The Babe versus Billy - WikiCommons

It's a legendary tale facing a championship clinching hit. Which was the greater moment in Yankees history?

Pinstripe Alley kicks off our Yankees Top Moments Tournament by going back to the very beginning in the Founding to 1959 bracket. Vote in the poll below for which moment you think deserves to advance to the next round.

(#3) Ruth's called shot


In the third inning of Game Three of the 1932 World Series, Babe Ruth came to the plate to face Cubs starter Charlie Root. In what may have been an attempt to rattle the legendary slugger, the Cubs bench decided to heckle the Babe mercilessly. Ruth obliged his would-be tormentors by barking right back at them. After taking strike one, Ruth gestured with his hand in an indeterminate direction. After taking a second strike, Ruth repeated the gesture. It's unknown if Ruth was pointing at Root, the Cubs bench or the centerfield seats, but on the next pitch Ruth slammed a home run of at least 440 feet over the centerfield wall. On his trip around the bases, Ruth made sure to let the Cubs know of his accomplishment, making several more gestures toward the dugout.

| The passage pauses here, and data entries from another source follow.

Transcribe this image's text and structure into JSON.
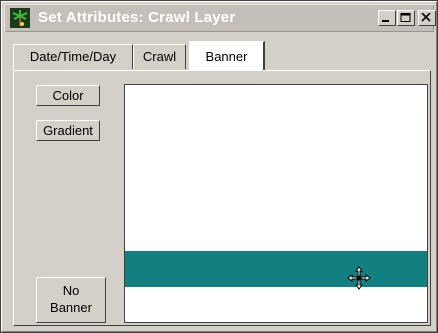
{
  "window": {
    "title": "Set Attributes: Crawl Layer"
  },
  "tabs": [
    {
      "label": "Date/Time/Day",
      "selected": false
    },
    {
      "label": "Crawl",
      "selected": false
    },
    {
      "label": "Banner",
      "selected": true
    }
  ],
  "buttons": {
    "color_label": "Color",
    "gradient_label": "Gradient",
    "no_banner_line1": "No",
    "no_banner_line2": "Banner"
  },
  "preview": {
    "banner_color": "#128080",
    "background_color": "#ffffff"
  },
  "icons": {
    "app": "palm-tree-icon",
    "minimize": "minimize-icon",
    "maximize": "maximize-icon",
    "close": "close-icon",
    "cursor": "move-cursor-icon"
  }
}
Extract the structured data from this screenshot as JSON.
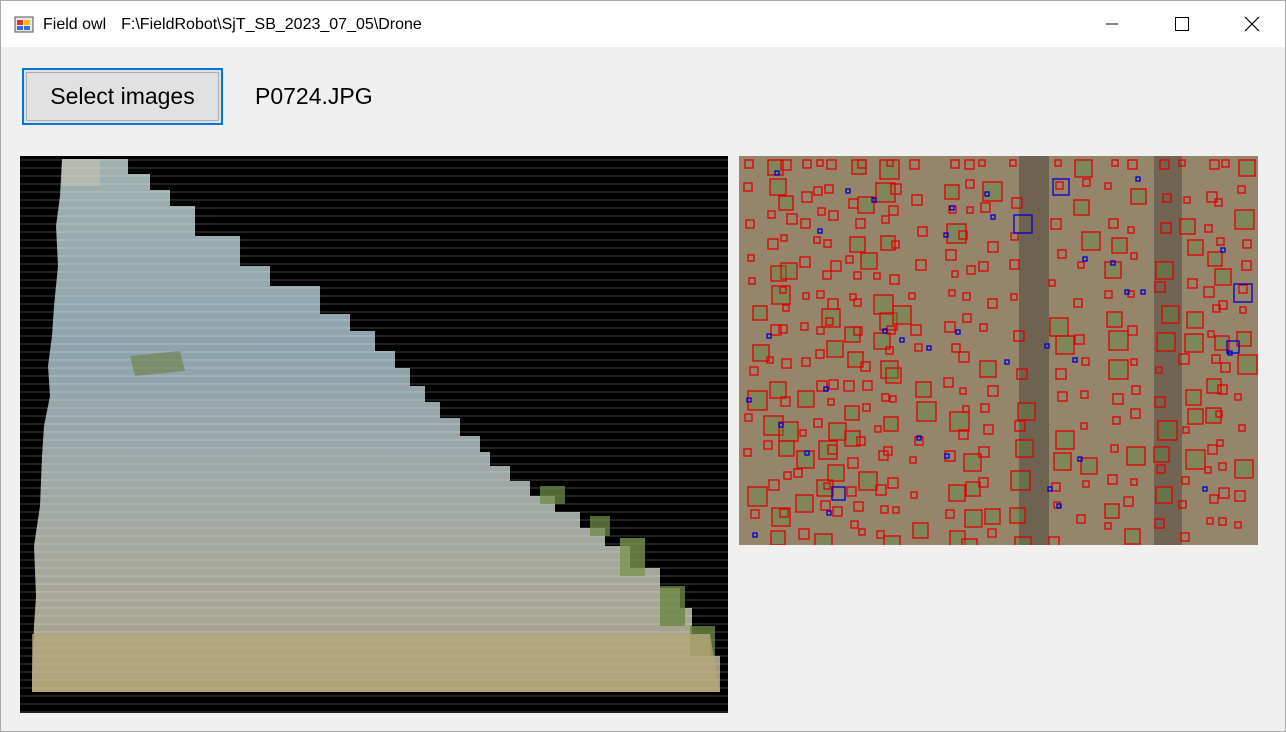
{
  "window": {
    "app_name": "Field owl",
    "path": "F:\\FieldRobot\\SjT_SB_2023_07_05\\Drone",
    "icons": {
      "app": "app-icon",
      "minimize": "minimize-icon",
      "maximize": "maximize-icon",
      "close": "close-icon"
    }
  },
  "toolbar": {
    "select_label": "Select images",
    "current_file": "P0724.JPG"
  },
  "colors": {
    "accent_border": "#0078d7",
    "detection_red": "#e00000",
    "detection_blue": "#0000d0",
    "soil": "#8f8167"
  }
}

It would have simply been another monstrous home run in a career of many, as the Yankees would sweep the series easily. But as word spread of the "called shot", the legend grew to epic proportions Ruth, ever the showman, did nothing to demystify the event. While he was coy about whether he was pointing to the seats or not immediately after the game, he would say he was pointing to center in later newsreels and biographies. Naturally, fans and sportswriters ate it up. Regardless of whether or not he actually did call his shot, it is one of the most amazing cases of sticking it to a belligerent opponent in the history of sports. A larger than life moment from a larger than life man.

(#6) Martin wins '53 World Series


Billy Martin had already shown himself to be the nemesis of the Brooklyn Dodgers thanks to his game saving catch in Game Seven of the 1952 World Series. He had continued his pivotal play with eleven hits in the '53 Series by the time he came to the plate in the bottom of the ninth of Game Six. The Dodgers had just staved off elimination thanks to a two-run rally in the top of the inning, but their reprieve would prove to be short lived. A leadoff walk and one-out Mickey Mantle single had Hank Bauer at second base as the potential series-clinching run.

Martin stepped into the batters' box to face Dodgers' reliever Clem Labine. Martin smacked a groundball into center field for his record-setting twelfth series hit that would score Bauer easily and complete the series victory. It was the Yankees' fifth consecutive championship and another heartbreaking loss for their rivals from Brooklyn. It also helped to cement Martin's status as a Yankees legend and hero.